A Birders Paradise
Before the sun has even risen over the mighty Zambezi River the sounds of the bush can be heard. The groans of a disgruntled buffalo, whooping hyena in the distance and, of course, the bellowing calls of hippo are amongst the most common sounds you’ll hear on safari. However, the birds never seem to stop tweeting in the lower Zambezi Valley.
Both the Anabezi and Amanzi luxury tents are permanently pitched in the most beautiful spots, you don’t need to leave your tent to enjoy the wildlife. All the tents are positioned perfectly under an array of ana trees (Faidherbia albida), rain trees (Philenoptera violacea) and croton trees (Croton megalobotrys) the birds thrive at your doorstep.
The most noticeable calls are those of the bushshrikes – mainly the orange-breasted and the grey-headed. Although their calls can be heard echoing through the valley, they can be quite difficult to spot. Luckily the endless wooden walkways that meander past the luxury tents make it easy to find them. Then there are the resident white-crested helmet shrikes and white-fronted bee-eaters, which have become accustomed to all beings in camp and quite happily pose for pictures within just a couple of feet from where you’re standing.
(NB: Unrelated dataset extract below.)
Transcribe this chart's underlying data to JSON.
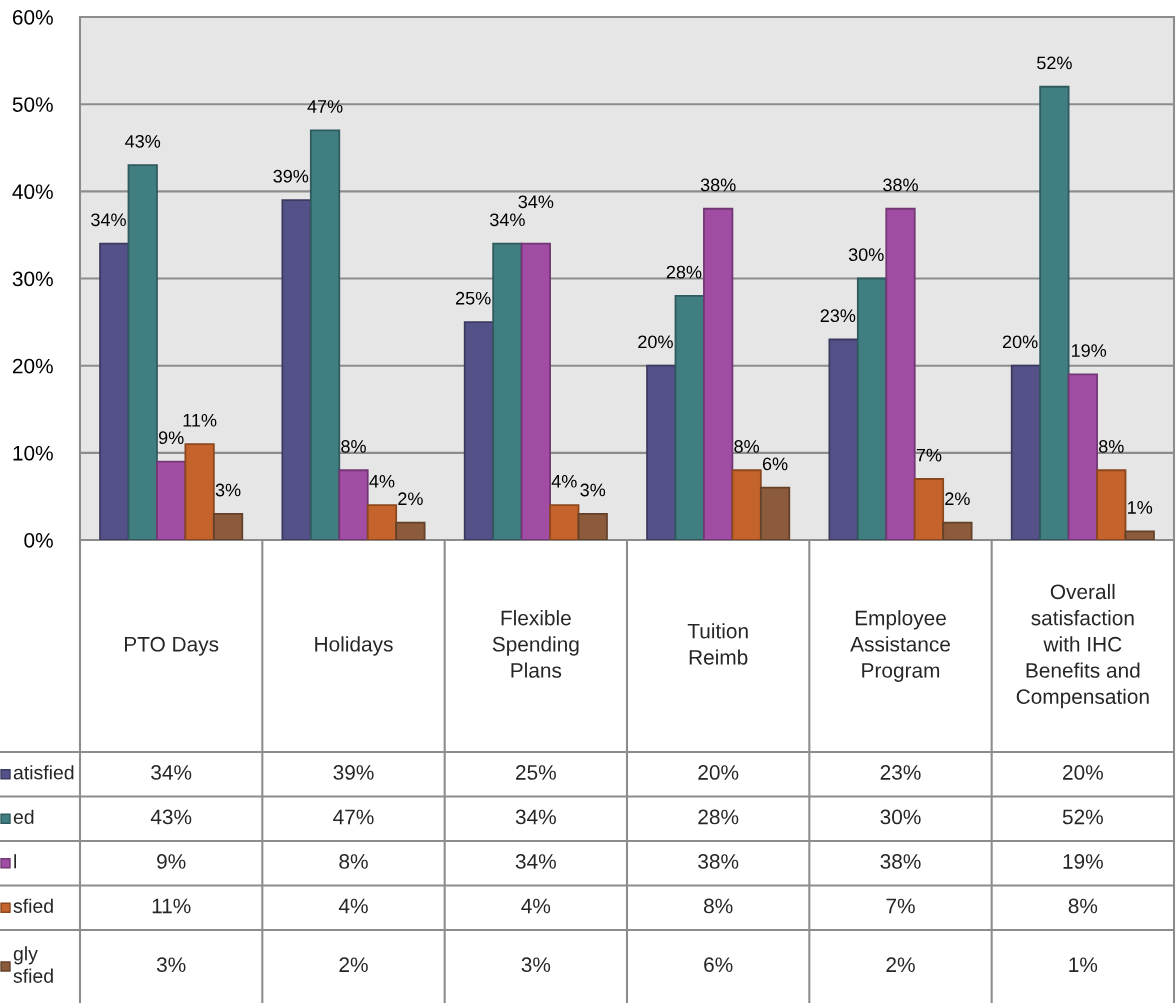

The tropical bou bou’s, grey-backed cameropteras, crowned hornbills, dark-capped and terrestrial bulbuls are all regular visitors and spend most of their day in plain sight. My personal favourite, one that has everyone jumping out of their seats, is the camp eastern nicator. With its bushshrike like head, olive green body, wings lined with yellow spots and tweets a beautiful tune, it isn’t hard to see why this bird is a firm favourite amongst guests.
If you tilt your head towards the skies you might be lucky enough to see a pair of African fish eagles doing their courtship display, a bateleur or crowned eagle on the lookout for a snack, or even a few species of vulture catching the thermals. That’s not all; with Amanzi being situated on the Ngwenya channel, and Anabezi on the Zambezi that spills out on the flood plains, the water birds are plenty too. Goliath herons, kingfishers of all kinds, egrets, skimmers and even the lucrative bat hawk, but you’ll have to wait for sunset if you want to catch a glimpse of it.
With over 403 bird species recorded, the Lower Zambezi National Park is really the perfect place to combine a safari with an unlimited amount of bird watching. I almost forgot to tell you about the breeding colonies of southern carmine bee-eaters but you’ll have to come to visit to find out more about this secret spot.